A Data Science Work Flow

Identify a Problem/Objective

Get data

Look at the data through exploratory data analysis

Wrangling and Cleaning

Create a model

Analyze Results

Improve the model by feature engineering and hyper parameter tuning

Put Model into Production

The steps in this list may be completed in different order depending on the problem you are trying to solve. There are many differing schools of thought on how to go about this process. This is one that works well for me.

1. Identify a Problem/Objective
This is the most open ended part of the data science process. There needs to be a problem identified first. Examples of this could be: How can we predict if a user on our web page is interested in buying our product so we can spend more advertising money on those users. How can we predict when a chemical reaction in a reactor is completed and within specifications? From here we can work on framing the problem in a way that can be represented in a dataset.

2. Get data
Finding a dataset that works for our problem is absolutely critical to the success of the project. The old rule goes: garbage in= garbage out. Machine learning and deep learning algorithms only create a regression or classifier model for the training set you give it. If you give it a garbage data set to train on, you will get garbage results. There are many data sources on the web, you just need to know where to look. For the two examples listed above, both would have to come from data collection over a period of time. The web site would have to log user movement through the site to analyze what users are clicking on and whether they bought a product from the site. The chemical plant would use the process data they collect for the reactor conditions.

Machine learning and deep learning both work by having what are called features and labels in a dataset. The labels are usually a single column of data with a categorical or numerical value of the target you are trying to hit. For the web example, the label would be true or false depending on whether the user bought the product. For the chemical process, the label would be a continuous number which represents the time elapsed until the reactor was pumped out. The features are all of the data points that represent the conditions you are trying to model. Examples include: process temperatures, pressures, and levels in the tank for the chemical plant and user mouse movement on each page and where they clicked on each page for the web problem.
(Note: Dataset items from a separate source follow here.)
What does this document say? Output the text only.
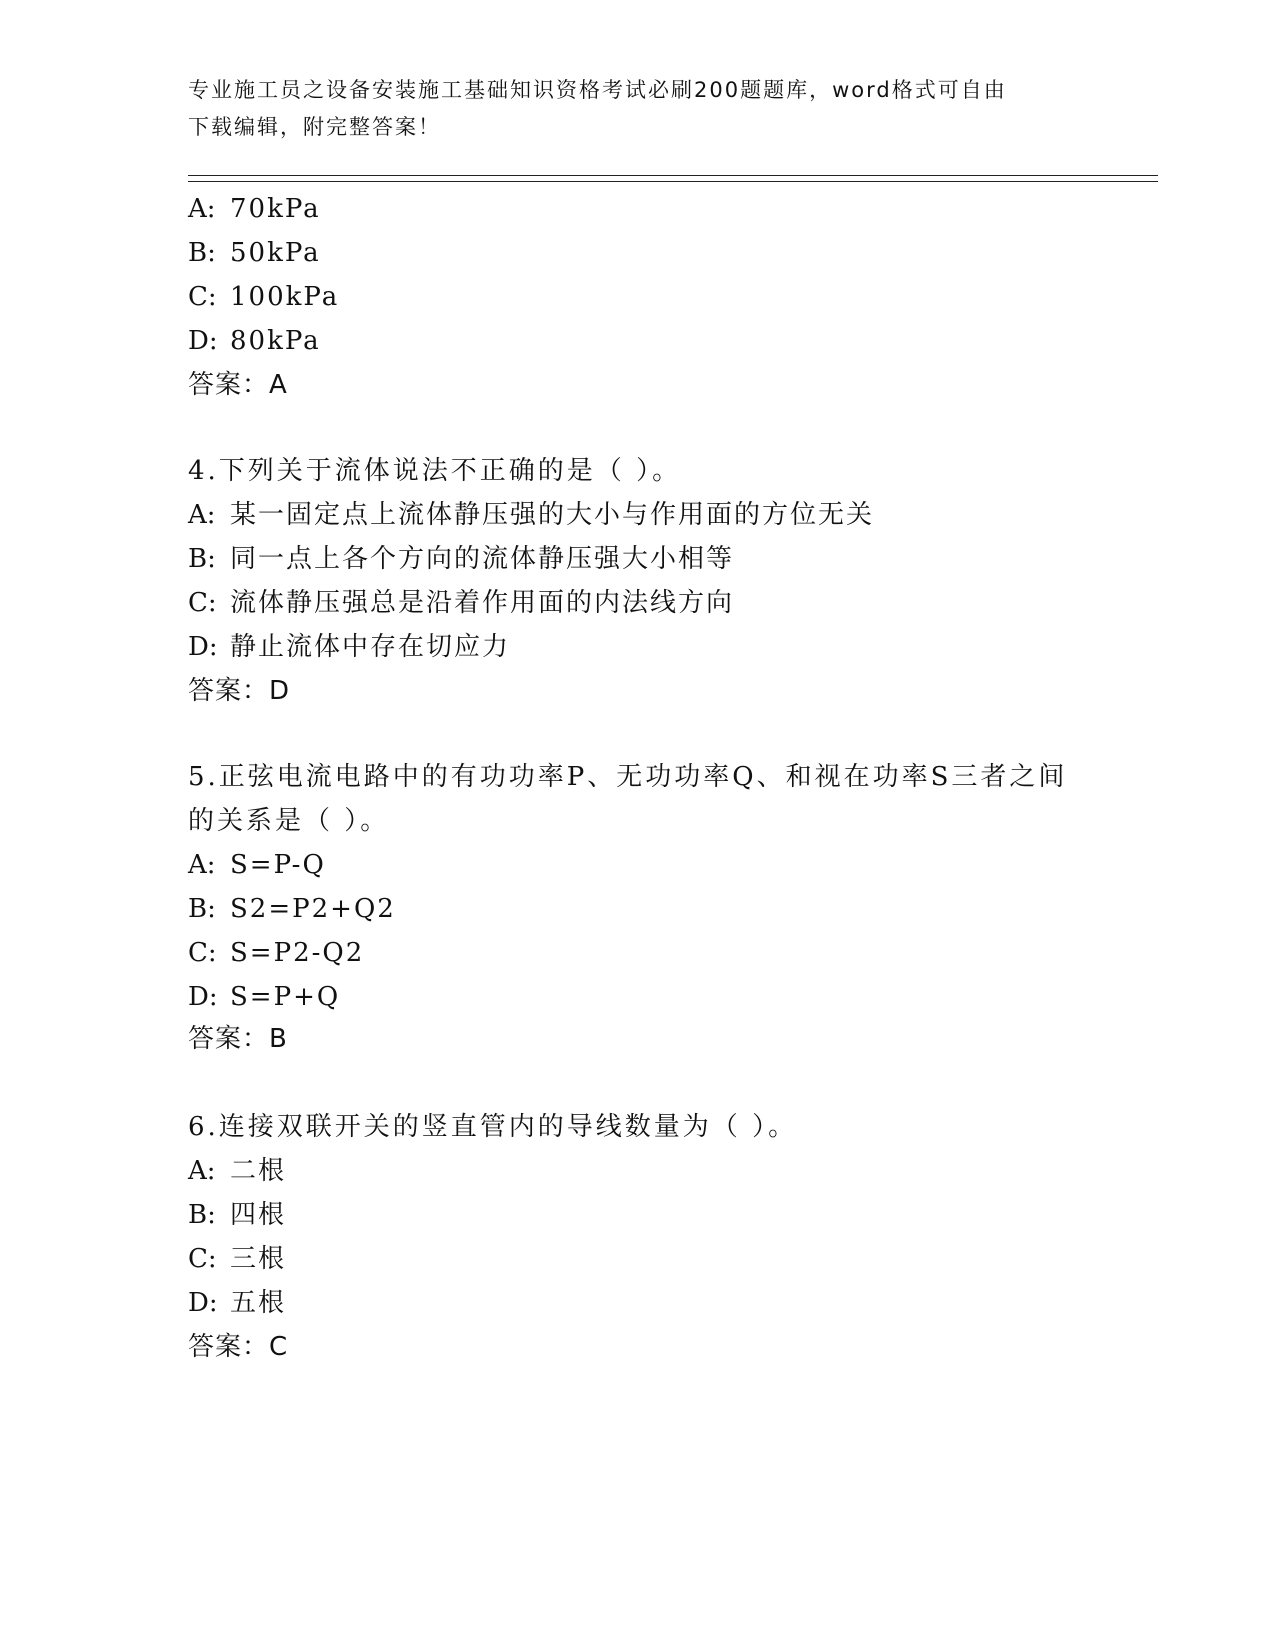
专业施工员之设备安装施工基础知识资格考试必刷200题题库，word格式可自由
下载编辑，附完整答案！
A: 70kPa
B: 50kPa
C: 100kPa
D: 80kPa
答案：A
4.下列关于流体说法不正确的是（ ）。
A: 某一固定点上流体静压强的大小与作用面的方位无关
B: 同一点上各个方向的流体静压强大小相等
C: 流体静压强总是沿着作用面的内法线方向
D: 静止流体中存在切应力
答案：D
5.正弦电流电路中的有功功率P、无功功率Q、和视在功率S三者之间
的关系是（ ）。
A: S=P-Q
B: S2=P2+Q2
C: S=P2-Q2
D: S=P+Q
答案：B
6.连接双联开关的竖直管内的导线数量为（ ）。
A: 二根
B: 四根
C: 三根
D: 五根
答案：C
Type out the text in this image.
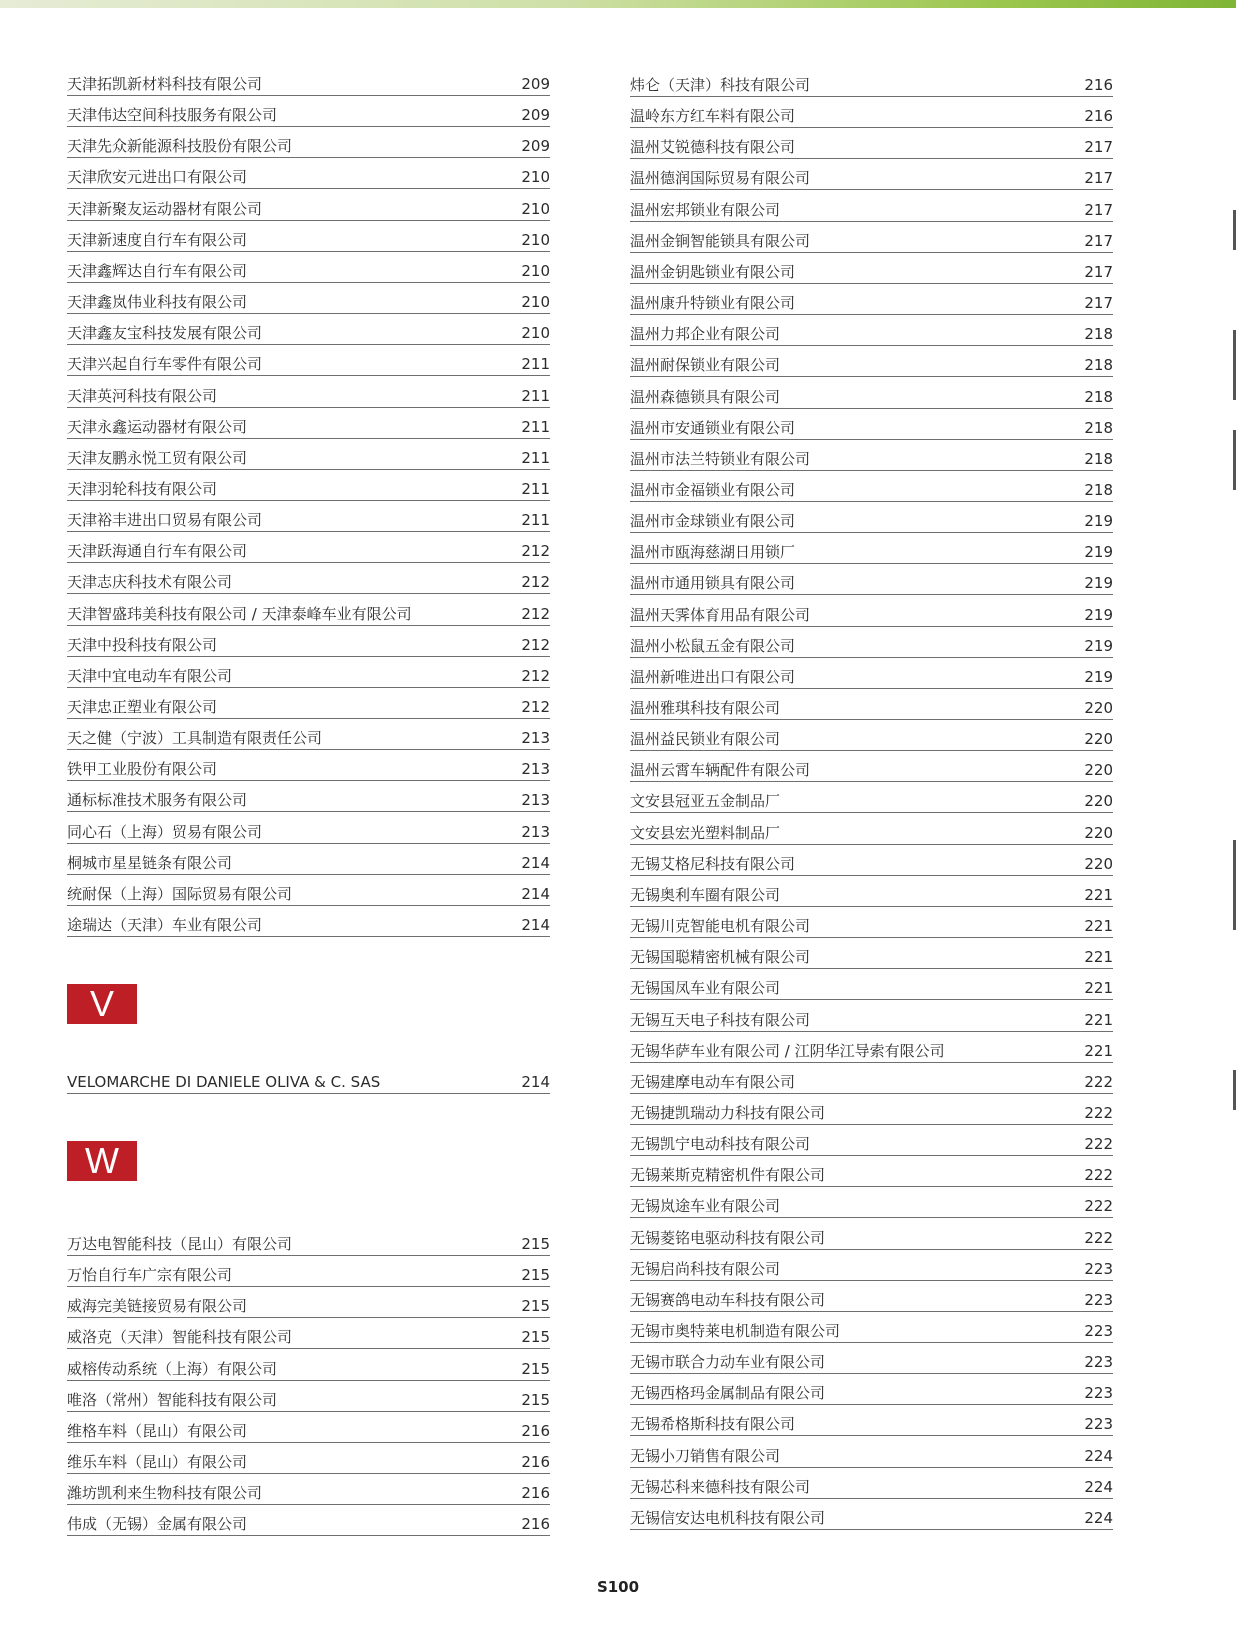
天津拓凯新材料科技有限公司	209
天津伟达空间科技服务有限公司	209
天津先众新能源科技股份有限公司	209
天津欣安元进出口有限公司	210
天津新聚友运动器材有限公司	210
天津新速度自行车有限公司	210
天津鑫辉达自行车有限公司	210
天津鑫岚伟业科技有限公司	210
天津鑫友宝科技发展有限公司	210
天津兴起自行车零件有限公司	211
天津英河科技有限公司	211
天津永鑫运动器材有限公司	211
天津友鹏永悦工贸有限公司	211
天津羽轮科技有限公司	211
天津裕丰进出口贸易有限公司	211
天津跃海通自行车有限公司	212
天津志庆科技术有限公司	212
天津智盛玮美科技有限公司 / 天津泰峰车业有限公司	212
天津中投科技有限公司	212
天津中宜电动车有限公司	212
天津忠正塑业有限公司	212
天之健（宁波）工具制造有限责任公司	213
铁甲工业股份有限公司	213
通标标准技术服务有限公司	213
同心石（上海）贸易有限公司	213
桐城市星星链条有限公司	214
统耐保（上海）国际贸易有限公司	214
途瑞达（天津）车业有限公司	214
VELOMARCHE DI DANIELE OLIVA & C. SAS	214
万达电智能科技（昆山）有限公司	215
万怡自行车广宗有限公司	215
威海完美链接贸易有限公司	215
威洛克（天津）智能科技有限公司	215
威榕传动系统（上海）有限公司	215
唯洛（常州）智能科技有限公司	215
维格车料（昆山）有限公司	216
维乐车料（昆山）有限公司	216
潍坊凯利来生物科技有限公司	216
伟成（无锡）金属有限公司	216
炜仑（天津）科技有限公司	216
温岭东方红车料有限公司	216
温州艾锐德科技有限公司	217
温州德润国际贸易有限公司	217
温州宏邦锁业有限公司	217
温州金锏智能锁具有限公司	217
温州金钥匙锁业有限公司	217
温州康升特锁业有限公司	217
温州力邦企业有限公司	218
温州耐保锁业有限公司	218
温州森德锁具有限公司	218
温州市安通锁业有限公司	218
温州市法兰特锁业有限公司	218
温州市金福锁业有限公司	218
温州市金球锁业有限公司	219
温州市瓯海慈湖日用锁厂	219
温州市通用锁具有限公司	219
温州天霁体育用品有限公司	219
温州小松鼠五金有限公司	219
温州新唯进出口有限公司	219
温州雅琪科技有限公司	220
温州益民锁业有限公司	220
温州云霄车辆配件有限公司	220
文安县冠亚五金制品厂	220
文安县宏光塑料制品厂	220
无锡艾格尼科技有限公司	220
无锡奥利车圈有限公司	221
无锡川克智能电机有限公司	221
无锡国聪精密机械有限公司	221
无锡国凤车业有限公司	221
无锡互天电子科技有限公司	221
无锡华萨车业有限公司 / 江阴华江导索有限公司	221
无锡建摩电动车有限公司	222
无锡捷凯瑞动力科技有限公司	222
无锡凯宁电动科技有限公司	222
无锡莱斯克精密机件有限公司	222
无锡岚途车业有限公司	222
无锡菱铭电驱动科技有限公司	222
无锡启尚科技有限公司	223
无锡赛鸽电动车科技有限公司	223
无锡市奥特莱电机制造有限公司	223
无锡市联合力动车业有限公司	223
无锡西格玛金属制品有限公司	223
无锡希格斯科技有限公司	223
无锡小刀销售有限公司	224
无锡芯科来德科技有限公司	224
无锡信安达电机科技有限公司	224
V
W
S100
Another aspect of the getting data is defining what a good error function is for determining how successful your algorithm is. Until you get a data set you will not know what the best way to represent error your classifier is. For some problems accuracy, which is the percent the classifier predicted right, is a good measurement. For other problems, such as predicting where a taxi will drop off a passenger, other evaluation functions will have to be chosen. If a taxi gets close to the predicted coordinates but not quite correct, the evaluation method should recognize the classier was close to the predicted coordinates and give the classier credit for being close. Once the data set has been determined and the evaluation function chosen we can take a look at the dataset.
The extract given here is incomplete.